Here are the key questions the policed public needs answers to:
1. When are the cameras on?
A report last October by American Civil Liberties Union policy analyst Jay Stanley laid out the contradictions involved in police body cameras. On the one hand, maximum accountability would suggest that the camera stay on for the officer's entire shift; on the other, cops have privacy rights, too, as do the people the police interact with.
Stanley's paper came down to recommending that police body cameras record all citizen interactions - which is basically the rule Washington's Metropolitan Police Department adopted for its trial of body cameras.
That 18-page document details the occasions that require turning the camera on or off, as well as what officers must not do with cameras or their output.
For instance, officers may not "post recordings to any social media site." They also can't stop a recording when a citizen asks, unless there's an anonymous tip involved.
Delroy Burton, chairman of the D.C. police union, said those rules - written with the union's input - were working out so far, as were the cameras. "The report that I'm getting from my members on the street that are actually operating the cameras is they are not having a lot of problems with them."
They have had problems elsewhere. Albuquerque Officer Jeremy Dear did not have his camera on when he fatally shot Mary Hawkes in April; after a review, the department fired him for insubordination.
2. What are the recordings used for?
So you put these cameras into the field and now have all this video piling up. What will you do with it?
Jeramie Scott, national-security counsel with the Electronic Privacy Information Center, allowed for one use: "only for police accountability." In other words, only to confirm what the officer witnessed to make an arrest - - not for retroactive searching for offenses he or she missed at the time.
The temptation will be to find other uses for this data. Scott warned against combining facial-recognition technology with body-camera footage - something Chicago has been doing with footage from its surveillance cameras.
The EFF's Fakhoury had other questions to ask. Can you match the footage with other databases? Share it with other police departments? What about outside agencies?
The single stickiest aspect involves not other cops looking at body-cam video, but you or me. Public-records laws in states are not clear on this front, the ACLU's Stanley warned.
"In some states" - he cited Washington and Minnesota - "it seems pretty clear that it would cover all video."
And while police departments know how to redact private data from papers released under public-records laws, Burton said (correctly) that doing the same with video is not as quick or easy.
3. How long are they kept?
Privacy experts I consulted agreed that police departments should not act like the National Security Agency or, say, tech startups too young to hire chief privacy officers: They should throw away data at their earliest convenience.
The MPD's guidelines call for deleting body-cam videos after 90 days unless they've been flagged as relevant to an investigation, which roughly matches the ACLU's recommendations that retention periods "be measured in weeks, not years."
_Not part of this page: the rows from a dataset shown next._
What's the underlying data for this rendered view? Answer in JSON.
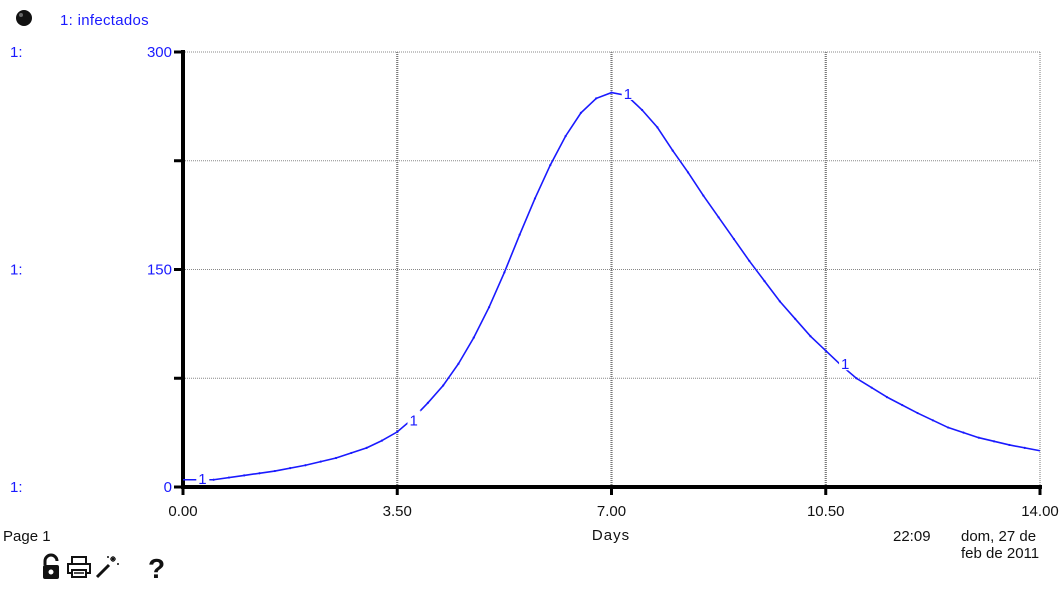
{
  "legend": {
    "marker_icon": "black-ball-icon",
    "label": "1: infectados",
    "color": "#1a1aff"
  },
  "axis_scale_labels": [
    {
      "prefix": "1:",
      "value": "300"
    },
    {
      "prefix": "1:",
      "value": "150"
    },
    {
      "prefix": "1:",
      "value": "0"
    }
  ],
  "footer": {
    "page": "Page 1",
    "time": "22:09",
    "date": "dom, 27 de feb de 2011"
  },
  "toolbar": {
    "icons": [
      "lock-open-icon",
      "printer-icon",
      "magic-wand-icon",
      "help-icon"
    ],
    "help_glyph": "?"
  },
  "chart_data": {
    "type": "line",
    "title": "",
    "xlabel": "Days",
    "ylabel": "",
    "xlim": [
      0,
      14
    ],
    "ylim": [
      0,
      300
    ],
    "x_ticks": [
      "0.00",
      "3.50",
      "7.00",
      "10.50",
      "14.00"
    ],
    "y_ticks": [
      "0",
      "150",
      "300"
    ],
    "grid": true,
    "series_marker_label": "1",
    "series_color": "#1a1aff",
    "series": [
      {
        "name": "infectados",
        "x": [
          0,
          0.5,
          1,
          1.5,
          2,
          2.5,
          3,
          3.25,
          3.5,
          3.75,
          4,
          4.25,
          4.5,
          4.75,
          5,
          5.25,
          5.5,
          5.75,
          6,
          6.25,
          6.5,
          6.75,
          7,
          7.25,
          7.5,
          7.75,
          8,
          8.25,
          8.5,
          8.75,
          9,
          9.25,
          9.5,
          9.75,
          10,
          10.25,
          10.5,
          10.75,
          11,
          11.5,
          12,
          12.5,
          13,
          13.5,
          14
        ],
        "values": [
          5,
          5,
          8,
          11,
          15,
          20,
          27,
          32,
          38,
          47,
          58,
          70,
          85,
          103,
          124,
          148,
          174,
          199,
          222,
          242,
          258,
          268,
          272,
          270,
          260,
          248,
          232,
          217,
          201,
          186,
          171,
          156,
          142,
          128,
          116,
          104,
          94,
          84,
          75,
          62,
          51,
          41,
          34,
          29,
          25
        ]
      }
    ],
    "series_markers_x": [
      0.25,
      3.7,
      7.2,
      10.75
    ]
  }
}
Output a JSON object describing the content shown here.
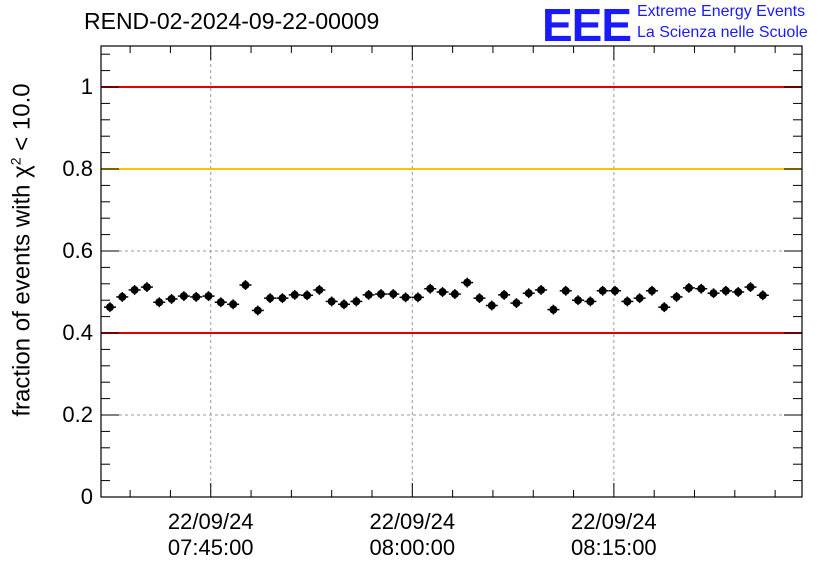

The budgets and technical capacities of many police departments would suggest a short shelf life for these recordings. But as a Washington Post story noted, the vendors of these systems also offer cloud services - for instance, Taser's Evidence.com - to automate the work of storing all this footage.
The sight of police departments being compelled to buy this hardware, and then signing up for long-term service contracts, evokes an unpleasant precedent. After the 2000 election, old-fashioned voting machines were deemed out of style, and municipalities rushed to deploy electronic voting machines.
Many of these came with dubious security systems and from companies that have since gone out of business - but, years later, we're stuck with them.
It's complicated
As the ACLU's Stanley said, "This is a genuinely complicated issue. It implicates conflicting values that we hold dearly."
It's sufficiently complicated that the EFF and EPIC have yet to post their own policy prescriptions. They're still figuring this out. So am I.
Maybe before we mandate the massive deployment of what amounts to a surveillance technology, we should at least know how many people die as a result of police action. Today, we don't .
Meanwhile, if you spot what looks like an abuse of police power, take out your phone and record it. It's your right as a citizen, and it just might be your obligation, too. As the law-enforcement community is fond of saying: If you see something, say something.